Początek sezonu przyniósł kilka potknięć Twojej drużyny. Jak oceniasz Waszą aktualną dyspozycję?
- Gramy na 90%. Zdajemy sobie sprawę z tego, że ciągle brakuje nam czegoś do naszej topowej dyspozycji. Trzeba pamiętać, że jest to bardzo intensywny sezon. Gramy co 3 dni praktycznie bez przerwy, rywalizacja toczy się na wielu frontach. Jest o wiele mniej okazji do odpoczynku. Na jedyne chwile wytchnienia pozwala nam szeroki skład i umiejętność rotacji przez naszego trenera. Naszym zadaniem, jak nigdy wcześniej, było w tym roku mądre zarządzanie swoimi siłami. W odpowiednim momencie wciśniemy pedał gazu do samej podłogi.
Pewnie wtedy, gdy Champions League wejdzie w swoją kluczową fazę?

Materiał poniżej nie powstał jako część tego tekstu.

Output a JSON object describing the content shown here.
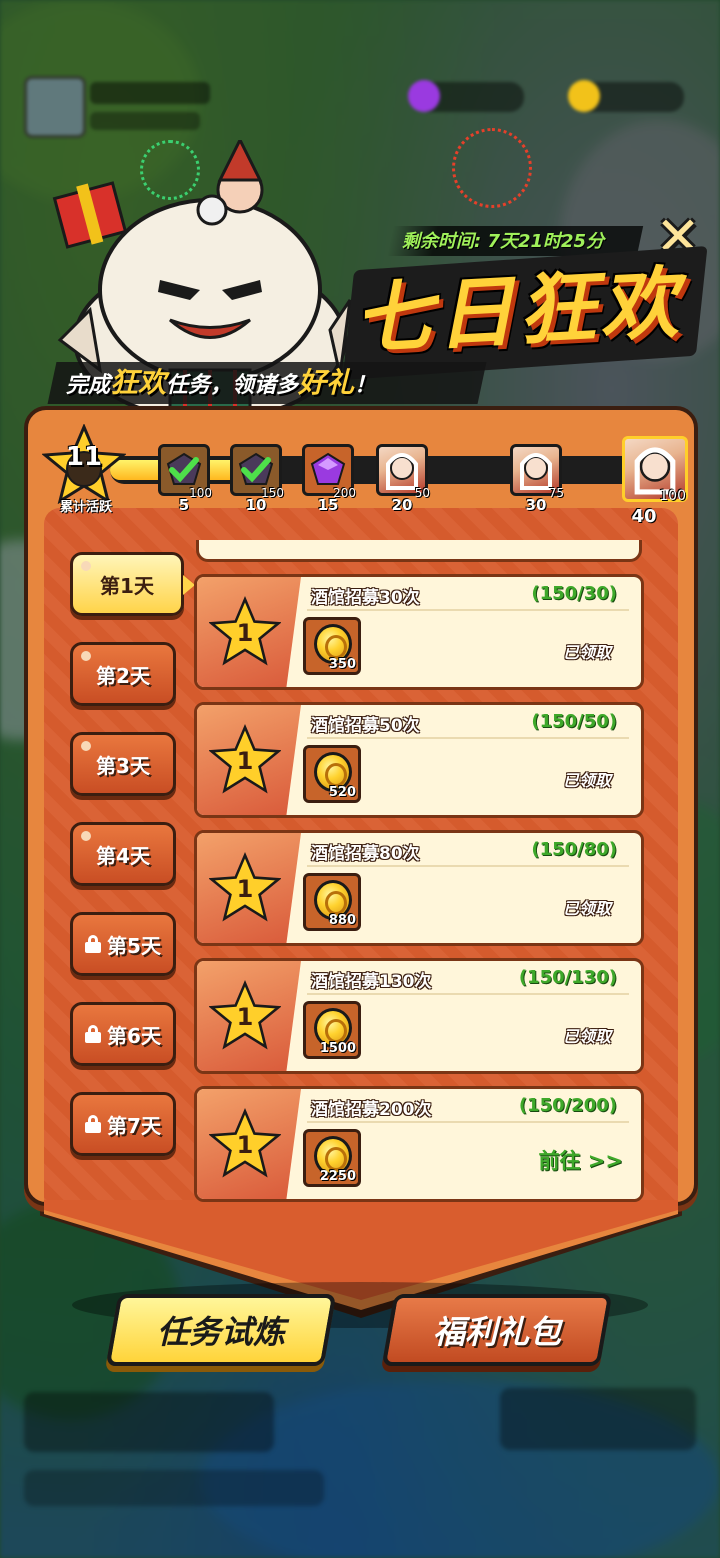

- Nasz potencjał pozwala nam rywalizować jak równy z równym z każdym klubem na świecie. Oprócz nas, są w tych rozgrywkach 3-4 bardzo mocne drużyny, które stanowią bardzo poważne zagrożenie. Obraliśmy odpowiednią ścieżkę i nauczyliśmy się rosnąć w tych rozgrywkach z każdym kolejnym meczem. Udało nam się zakończyć erę wzlotów i upadków, teraz zawsze staramy się prezentować odpowiedni poziom. Inter to zespół, który wypracował sobie w Europie pewną ciągłość. Kosztowało nas to bardzo wiele, ale było warto: klub wrócił na poziom, na który zawsze zasługiwał. Każdy z nas ma ten sam cel: godnie reprezentować Inter na arenie międzynarodowej. W fazie pucharowej możecie liczyc na nas w najlepszym możliwym wydaniu.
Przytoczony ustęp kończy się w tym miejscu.